Mengamati dengan seksama arah tunjuk pria yang melayaninya, pria yang menjadi konsumen tersenyum pada keramahan pelayanan yang pria itu berikan padanya.
"Terimakasih, Nak."
"Ya."
Melihat konsumen tadi pergi, pria berambut biru navy menghela napas lega.
Sulit baginya untuk mempertahankan sikap ramah dan baik pada konsumen. Terlepas dari sikap orang-orang di pekerjaannya yang selalu mencari masalah terhadapnya, pria itu juga harus bisa menjaga keramahan dan kebaikan terhadap konsumen yang mengunjungi dan bertanya.
Kalau tidak, dia akan dipanggil ke kantor dan dimintai keterangan seperti yang pernah dilakukannya dulu sewaktu pertama kali bekerja di toko tempatnya sekarang. Ketika masalah datang menimpanya, pria itu, Hiragaki, memasang ekspresi kesal dan benci pada konsumen sehingga dia harus berakhir di kantor dengan menjelaskan semua alasannya.

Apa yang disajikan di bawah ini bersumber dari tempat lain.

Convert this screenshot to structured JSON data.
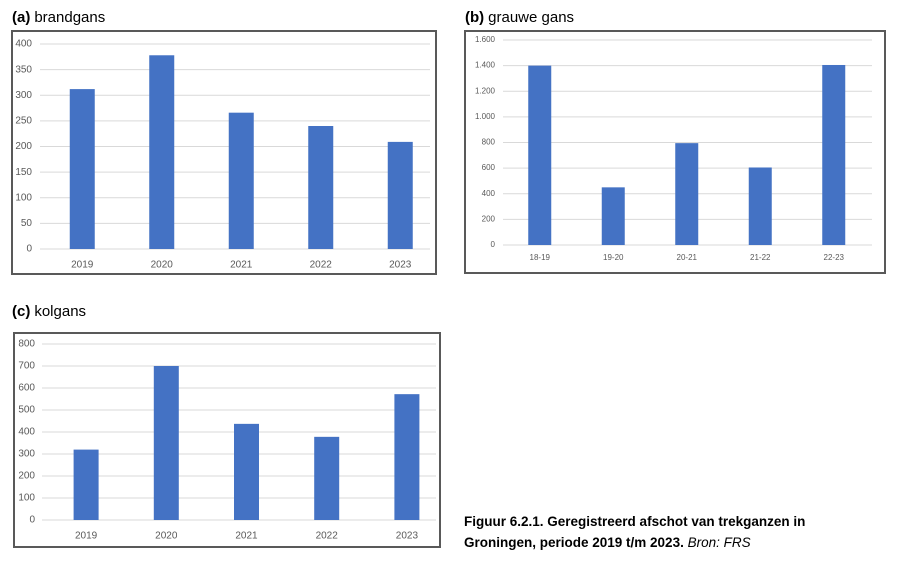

Walaupun dia telah menjelaskan alasannya, Kepala Toko dan Wakil Kepala Toko tidak membantunya, sebaliknya, mereka hanya berpikiran kalau itu adalah hal umum dalam pekerjaan yang membuat Hiragaki menjadi kesal dan benci pada pernyataan mereka berdua yang membela orang-orang yang melakukan kesalahan daripada dirinya sendiri yang menjadi korban.
"....."
Bel berbunyi dengan keras. Semua karyawan yang mendengar bel tersebut bahagia dan senang atas bel yang berbunyi menandakan kalau waktu istirahat tiba bagi mereka, para karyawan yang masuk di shift pagi.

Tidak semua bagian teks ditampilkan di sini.